Mais lors de la World COP 21, le jeu sera détourné dans une mise en scène qui pourrait opposer des intérêts divergents. Par exemple une grande compagnie pétrolière et les Inuit ou des pollinisateurs. Il y aura des parrains sportifs, et les paris du public pour décider qui gagnera et pour inciter à s’engager. Reste à trouver le ou les terrain(s) réels.

La symbolique des ponts

Dernière action enfin, Building Bridges, la construction de ponts.
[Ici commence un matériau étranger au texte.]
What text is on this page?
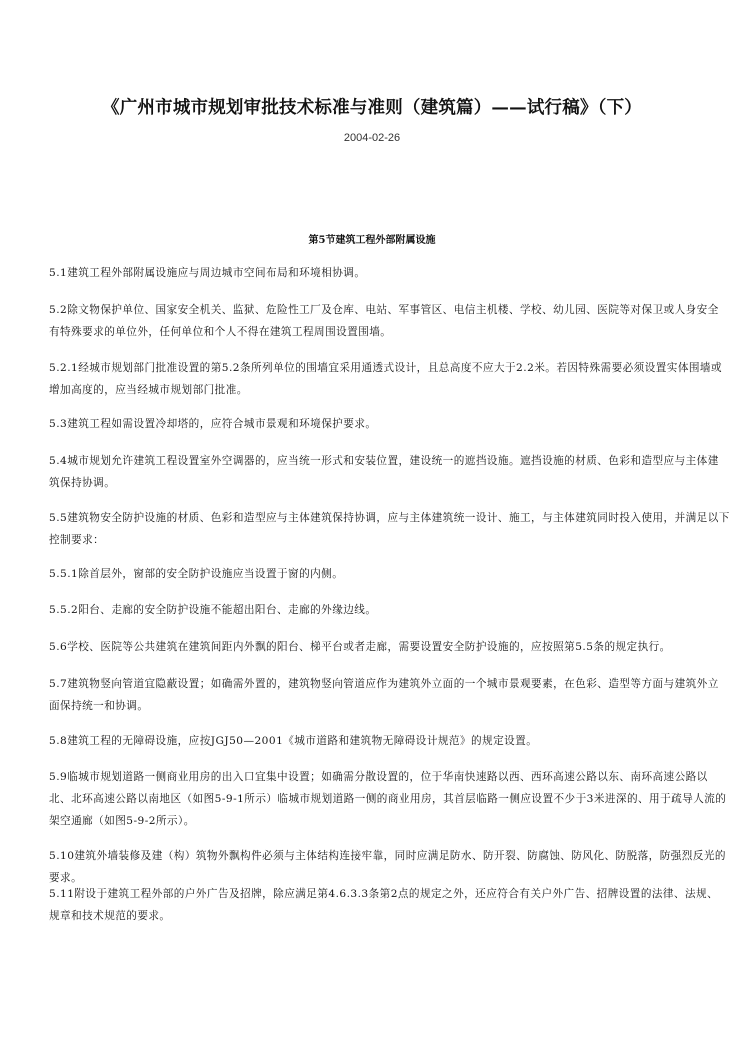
《广州市城市规划审批技术标准与准则（建筑篇）——试行稿》（下）
2004-02-26
第5节建筑工程外部附属设施
5.1建筑工程外部附属设施应与周边城市空间布局和环境相协调。
5.2除文物保护单位、国家安全机关、监狱、危险性工厂及仓库、电站、军事管区、电信主机楼、学校、幼儿园、医院等对保卫或人身安全有特殊要求的单位外，任何单位和个人不得在建筑工程周围设置围墙。
5.2.1经城市规划部门批准设置的第5.2条所列单位的围墙宜采用通透式设计，且总高度不应大于2.2米。若因特殊需要必须设置实体围墙或增加高度的，应当经城市规划部门批准。
5.3建筑工程如需设置冷却塔的，应符合城市景观和环境保护要求。
5.4城市规划允许建筑工程设置室外空调器的，应当统一形式和安装位置，建设统一的遮挡设施。遮挡设施的材质、色彩和造型应与主体建筑保持协调。
5.5建筑物安全防护设施的材质、色彩和造型应与主体建筑保持协调，应与主体建筑统一设计、施工，与主体建筑同时投入使用，并满足以下控制要求：
5.5.1除首层外，窗部的安全防护设施应当设置于窗的内侧。
5.5.2阳台、走廊的安全防护设施不能超出阳台、走廊的外缘边线。
5.6学校、医院等公共建筑在建筑间距内外飘的阳台、梯平台或者走廊，需要设置安全防护设施的，应按照第5.5条的规定执行。
5.7建筑物竖向管道宜隐蔽设置；如确需外置的，建筑物竖向管道应作为建筑外立面的一个城市景观要素，在色彩、造型等方面与建筑外立面保持统一和协调。
5.8建筑工程的无障碍设施，应按JGJ50—2001《城市道路和建筑物无障碍设计规范》的规定设置。
5.9临城市规划道路一侧商业用房的出入口宜集中设置；如确需分散设置的，位于华南快速路以西、西环高速公路以东、南环高速公路以北、北环高速公路以南地区（如图5-9-1所示）临城市规划道路一侧的商业用房，其首层临路一侧应设置不少于3米进深的、用于疏导人流的架空通廊（如图5-9-2所示）。
5.10建筑外墙装修及建（构）筑物外飘构件必须与主体结构连接牢靠，同时应满足防水、防开裂、防腐蚀、防风化、防脱落，防强烈反光的要求。
5.11附设于建筑工程外部的户外广告及招牌，除应满足第4.6.3.3条第2点的规定之外，还应符合有关户外广告、招牌设置的法律、法规、规章和技术规范的要求。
Des ponts dans les esprits, entre gens et les peuples pour les relier les uns les autres, pour relier la société civile et les négociateurs de la COP, pour passer du monde d’avant à celui d’après. Et des vrais ponts dont l’un prévu au Bourget, éco-conçu et qui devrait permettre d’autres réalisations, une fois la COP passée.

La trame de Art of Change est posée, les projets lancés. Son calendrier dont le temps fort se déroulera de septembre à décembre 2015 aussi. Reste à faire naître les créations et à chiffrer puis à trouver rapidement les financements à l’échelle internationale - une première subvention gouvernementale vient de tomber, Orange s’est engagé…- avant de lancer un plan de communication.

« Nous avons déjà quelques partenaires. Nous poserons des critères pour l’origine des financements », assure Alice Audoin qui pense aussi au participatif et appelle à toutes les volontés et les énergies, individuelles ou associatives, pour donner corps au projet. A suivre évidemment.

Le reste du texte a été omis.